In practice, that meant we were building agents throughout the project, not just stitching APIs together. We defined skills in OmegaClaw, built bridge functions to connect them into the runtime, and exposed actual executable capabilities through Agentverse.

Challenges We Ran Into

The biggest challenge was latency.

Our first pipeline pushed raw visual frames from the glasses into Gemini Live and took around 600ms end-to-end. Through four iterations of optimization, we reduced that to 50ms:

v1: 600ms with unthrottled 24fps frame injection v2: 320ms by throttling to 1fps JPEG frames v3: 140ms by replacing naive HTTP polling with a direct OmegaClaw channel adapter v4: 50ms through full pipeline tuning The second major challenge was integration complexity. OmegaClaw is not a standard REST API; it is a neural-symbolic agent built in MeTTa. Wiring Gemini’s live tool-calling behavior into that reasoning system meant understanding OmegaClaw’s internal skill dispatch model and building a real adapter into the reasoning loop, not just calling an endpoint.

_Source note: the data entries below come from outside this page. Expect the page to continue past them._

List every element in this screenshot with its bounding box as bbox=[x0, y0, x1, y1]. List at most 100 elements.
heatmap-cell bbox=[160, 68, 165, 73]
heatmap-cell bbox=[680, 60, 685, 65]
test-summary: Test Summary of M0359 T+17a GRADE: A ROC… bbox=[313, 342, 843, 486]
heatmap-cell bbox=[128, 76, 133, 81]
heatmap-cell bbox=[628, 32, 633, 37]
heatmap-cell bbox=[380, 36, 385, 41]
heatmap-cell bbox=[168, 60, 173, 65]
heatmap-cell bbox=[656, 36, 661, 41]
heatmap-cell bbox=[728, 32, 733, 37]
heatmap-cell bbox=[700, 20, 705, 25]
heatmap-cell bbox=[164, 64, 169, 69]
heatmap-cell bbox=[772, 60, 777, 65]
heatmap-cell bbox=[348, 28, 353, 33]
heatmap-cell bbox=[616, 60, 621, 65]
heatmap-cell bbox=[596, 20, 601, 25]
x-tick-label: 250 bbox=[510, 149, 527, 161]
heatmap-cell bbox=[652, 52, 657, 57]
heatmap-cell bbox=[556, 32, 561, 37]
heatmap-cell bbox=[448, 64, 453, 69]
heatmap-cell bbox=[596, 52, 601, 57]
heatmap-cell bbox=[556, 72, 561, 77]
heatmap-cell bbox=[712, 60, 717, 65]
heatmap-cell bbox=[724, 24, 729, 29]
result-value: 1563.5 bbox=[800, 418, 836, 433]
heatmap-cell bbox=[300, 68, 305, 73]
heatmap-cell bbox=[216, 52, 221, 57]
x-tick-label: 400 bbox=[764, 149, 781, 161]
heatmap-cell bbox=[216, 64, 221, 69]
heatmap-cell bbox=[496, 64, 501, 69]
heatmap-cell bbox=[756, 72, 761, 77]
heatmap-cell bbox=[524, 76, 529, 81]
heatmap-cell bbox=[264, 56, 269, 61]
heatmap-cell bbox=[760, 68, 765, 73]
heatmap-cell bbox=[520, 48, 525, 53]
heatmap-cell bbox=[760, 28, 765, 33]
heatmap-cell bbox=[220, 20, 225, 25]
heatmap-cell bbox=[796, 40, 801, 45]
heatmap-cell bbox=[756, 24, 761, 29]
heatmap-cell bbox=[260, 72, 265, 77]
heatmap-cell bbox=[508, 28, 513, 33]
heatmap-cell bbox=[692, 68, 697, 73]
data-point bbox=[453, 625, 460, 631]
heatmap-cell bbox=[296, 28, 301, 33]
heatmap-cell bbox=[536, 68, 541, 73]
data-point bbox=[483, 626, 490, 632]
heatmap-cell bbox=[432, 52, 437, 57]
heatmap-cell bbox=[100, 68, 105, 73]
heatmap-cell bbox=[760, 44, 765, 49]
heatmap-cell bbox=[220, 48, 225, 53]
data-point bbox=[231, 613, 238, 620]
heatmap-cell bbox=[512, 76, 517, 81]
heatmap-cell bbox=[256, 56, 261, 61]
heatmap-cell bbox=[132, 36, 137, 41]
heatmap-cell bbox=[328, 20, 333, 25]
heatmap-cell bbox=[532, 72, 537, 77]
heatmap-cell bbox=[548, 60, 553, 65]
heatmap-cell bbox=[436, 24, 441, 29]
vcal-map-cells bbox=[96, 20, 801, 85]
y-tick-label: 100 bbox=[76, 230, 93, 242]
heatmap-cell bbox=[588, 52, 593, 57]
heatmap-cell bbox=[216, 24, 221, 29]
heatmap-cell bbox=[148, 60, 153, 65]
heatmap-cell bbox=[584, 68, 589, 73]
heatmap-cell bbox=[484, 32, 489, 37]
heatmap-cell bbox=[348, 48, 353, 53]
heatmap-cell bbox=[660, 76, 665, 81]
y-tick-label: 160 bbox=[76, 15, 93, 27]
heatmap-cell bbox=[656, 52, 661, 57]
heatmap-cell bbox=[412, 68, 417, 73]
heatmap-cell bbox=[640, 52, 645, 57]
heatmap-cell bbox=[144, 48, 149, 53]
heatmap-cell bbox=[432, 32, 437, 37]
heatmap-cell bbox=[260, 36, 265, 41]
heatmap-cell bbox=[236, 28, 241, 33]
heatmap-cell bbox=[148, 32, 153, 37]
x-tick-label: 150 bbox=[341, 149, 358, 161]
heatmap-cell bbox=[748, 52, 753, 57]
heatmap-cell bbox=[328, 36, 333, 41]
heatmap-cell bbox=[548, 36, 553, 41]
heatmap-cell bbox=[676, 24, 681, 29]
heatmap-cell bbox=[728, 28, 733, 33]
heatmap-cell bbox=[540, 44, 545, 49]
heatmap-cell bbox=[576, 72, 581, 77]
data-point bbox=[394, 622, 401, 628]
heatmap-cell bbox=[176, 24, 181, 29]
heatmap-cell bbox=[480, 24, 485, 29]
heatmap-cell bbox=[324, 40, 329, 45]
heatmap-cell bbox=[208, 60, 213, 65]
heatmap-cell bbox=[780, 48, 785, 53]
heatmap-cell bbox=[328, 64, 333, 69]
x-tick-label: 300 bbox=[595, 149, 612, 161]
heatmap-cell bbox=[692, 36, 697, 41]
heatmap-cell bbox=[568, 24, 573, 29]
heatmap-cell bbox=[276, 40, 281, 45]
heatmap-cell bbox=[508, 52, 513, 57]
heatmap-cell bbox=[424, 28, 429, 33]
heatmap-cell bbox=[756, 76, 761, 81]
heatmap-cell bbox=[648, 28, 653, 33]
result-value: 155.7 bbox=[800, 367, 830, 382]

We also ran into low-level AVFoundation audio session issues on the glasses hardware, where incorrect teardown sequencing caused silent capture failures.

What We’re Proud Of

Most projects might integrate one or two advanced systems. Edith makes four work together in one live, usable pipeline:

Meta Ray-Ban glasses Gemini Live OmegaClaw ASI Agentverse What we’re especially proud of is that this was not just a demo of multimodal input. It was a full agentic system: wearable input, real-time reasoning, agent delegation, and tool execution working together end to end.

What’s Next

We want to expand Edith with more real-world ASI agent skills, including workflows like purchase assistance, meeting scheduling, and booth summarization.

We also want to add persistent event memory so Edith can remember who you met, what was discussed, and what follow-up actions matter later.

Longer term, we plan to open-source the OmegaClaw channel adapter template so other developers can build wearable agent experiences on top of ASI and OmegaClaw more easily.